Ranking: Zu den bekanntesten MBAHitparaden zählen die von «Financial Times» und «The Wall Street Journal».

Konzerne beteiligen sich weiterhin an MBA-Kursen ihrer ­Angestellten. Vorausgesetzt, sie passen in den Karriereplan und bringen den Betrieben auch etwas.

Von Matthias Niklowitz
am 14.09.2011

Peter Meister, im mittleren Kader ­einer Zürcher Bank mit Ambitionen auf den nächsten Karriereschritt ­tätig, erklärt: «Ich wollte einen MBA mit Schwerpunkt Marketing machen, aber sie haben mir lediglich die Unterstützung für einen normalen Executive MBA sowie diese als Teil des Bonus zugesagt und dafür mehr Zeit für die Kurse angeboten.»

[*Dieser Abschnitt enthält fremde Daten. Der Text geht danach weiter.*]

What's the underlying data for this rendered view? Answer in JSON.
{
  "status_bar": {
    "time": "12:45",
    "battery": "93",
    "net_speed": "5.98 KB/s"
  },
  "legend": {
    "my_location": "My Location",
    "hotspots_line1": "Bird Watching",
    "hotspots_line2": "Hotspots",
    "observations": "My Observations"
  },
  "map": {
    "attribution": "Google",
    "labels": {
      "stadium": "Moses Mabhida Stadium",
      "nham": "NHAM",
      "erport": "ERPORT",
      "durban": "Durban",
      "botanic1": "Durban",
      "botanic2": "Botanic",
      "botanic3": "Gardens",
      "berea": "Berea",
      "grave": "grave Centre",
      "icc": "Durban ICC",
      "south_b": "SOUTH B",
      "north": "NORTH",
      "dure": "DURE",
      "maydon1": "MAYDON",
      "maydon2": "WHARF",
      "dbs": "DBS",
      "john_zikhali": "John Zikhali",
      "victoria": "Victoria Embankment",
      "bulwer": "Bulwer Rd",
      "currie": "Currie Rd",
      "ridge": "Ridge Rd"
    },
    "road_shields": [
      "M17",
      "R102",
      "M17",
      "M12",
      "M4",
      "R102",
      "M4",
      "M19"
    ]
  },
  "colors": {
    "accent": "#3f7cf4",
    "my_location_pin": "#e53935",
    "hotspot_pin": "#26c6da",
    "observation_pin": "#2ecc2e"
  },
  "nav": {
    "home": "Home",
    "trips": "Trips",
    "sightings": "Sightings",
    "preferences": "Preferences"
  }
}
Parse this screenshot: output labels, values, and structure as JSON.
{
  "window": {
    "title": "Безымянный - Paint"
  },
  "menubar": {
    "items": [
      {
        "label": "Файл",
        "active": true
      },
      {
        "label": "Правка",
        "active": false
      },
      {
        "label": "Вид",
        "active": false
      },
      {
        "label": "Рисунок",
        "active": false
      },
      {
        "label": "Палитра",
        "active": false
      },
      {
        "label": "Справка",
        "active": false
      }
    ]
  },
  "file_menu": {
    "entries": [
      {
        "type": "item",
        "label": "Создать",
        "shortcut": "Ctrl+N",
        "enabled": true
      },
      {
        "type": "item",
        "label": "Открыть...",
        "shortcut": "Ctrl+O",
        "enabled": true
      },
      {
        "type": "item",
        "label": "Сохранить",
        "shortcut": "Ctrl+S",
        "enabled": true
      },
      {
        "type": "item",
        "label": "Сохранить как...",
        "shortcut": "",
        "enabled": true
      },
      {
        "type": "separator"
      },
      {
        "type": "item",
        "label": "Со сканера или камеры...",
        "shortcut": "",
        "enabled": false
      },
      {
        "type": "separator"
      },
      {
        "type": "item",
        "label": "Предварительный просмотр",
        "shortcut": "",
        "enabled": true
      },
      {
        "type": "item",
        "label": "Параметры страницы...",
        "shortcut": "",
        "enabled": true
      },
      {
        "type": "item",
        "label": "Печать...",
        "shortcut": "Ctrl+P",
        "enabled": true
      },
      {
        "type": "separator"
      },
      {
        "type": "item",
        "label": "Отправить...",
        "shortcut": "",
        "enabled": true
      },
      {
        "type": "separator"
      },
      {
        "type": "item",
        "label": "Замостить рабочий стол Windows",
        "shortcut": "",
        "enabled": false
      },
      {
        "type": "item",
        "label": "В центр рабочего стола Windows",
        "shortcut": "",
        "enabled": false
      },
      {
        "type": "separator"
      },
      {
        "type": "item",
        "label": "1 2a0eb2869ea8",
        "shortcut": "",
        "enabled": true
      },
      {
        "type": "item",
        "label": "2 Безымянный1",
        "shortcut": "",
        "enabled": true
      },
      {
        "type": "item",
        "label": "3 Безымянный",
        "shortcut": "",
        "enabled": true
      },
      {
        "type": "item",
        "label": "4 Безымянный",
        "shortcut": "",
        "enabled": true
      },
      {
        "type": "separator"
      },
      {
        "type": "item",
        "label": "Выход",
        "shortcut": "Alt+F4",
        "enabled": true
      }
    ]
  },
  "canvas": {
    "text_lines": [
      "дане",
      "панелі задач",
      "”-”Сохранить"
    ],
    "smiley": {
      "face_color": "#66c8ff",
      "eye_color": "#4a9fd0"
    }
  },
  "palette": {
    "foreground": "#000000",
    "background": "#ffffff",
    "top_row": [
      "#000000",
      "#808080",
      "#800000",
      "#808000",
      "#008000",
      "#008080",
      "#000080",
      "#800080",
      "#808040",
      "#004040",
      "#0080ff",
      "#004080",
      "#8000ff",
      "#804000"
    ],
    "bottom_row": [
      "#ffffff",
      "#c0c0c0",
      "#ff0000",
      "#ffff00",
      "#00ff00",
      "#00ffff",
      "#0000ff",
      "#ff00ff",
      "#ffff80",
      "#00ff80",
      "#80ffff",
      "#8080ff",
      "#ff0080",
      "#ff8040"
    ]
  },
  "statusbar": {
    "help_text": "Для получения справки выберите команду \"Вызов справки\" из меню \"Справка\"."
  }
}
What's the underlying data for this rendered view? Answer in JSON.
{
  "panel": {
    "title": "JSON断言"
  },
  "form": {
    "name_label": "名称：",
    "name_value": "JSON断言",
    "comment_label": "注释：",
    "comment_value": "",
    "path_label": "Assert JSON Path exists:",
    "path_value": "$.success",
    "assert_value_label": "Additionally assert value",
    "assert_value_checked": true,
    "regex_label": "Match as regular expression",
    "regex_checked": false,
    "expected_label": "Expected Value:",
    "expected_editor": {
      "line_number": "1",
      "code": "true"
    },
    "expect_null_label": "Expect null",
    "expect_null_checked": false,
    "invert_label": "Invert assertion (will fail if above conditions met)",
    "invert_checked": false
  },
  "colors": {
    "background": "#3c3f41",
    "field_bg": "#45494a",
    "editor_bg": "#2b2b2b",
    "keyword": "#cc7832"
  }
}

Laut Fachleuten bei den Universitäten, die solche Kurse anbieten, ist das eine nicht unübliche Entwicklung: Die Firmen zahlen zwar die teuren Ausbildungen weiter zumindest partiell mit, aber sie erwarten von ihren Angestellten auch mehr. «Denn die Beteiligung der Arbeitgeber bei solch teuren Weiterbildungen ist auch immer etwas Verhandlungssache», fasst ein Experte ­zusammen. Eine kleine Umfrage bei Betrieben bestätigt dieses Bild.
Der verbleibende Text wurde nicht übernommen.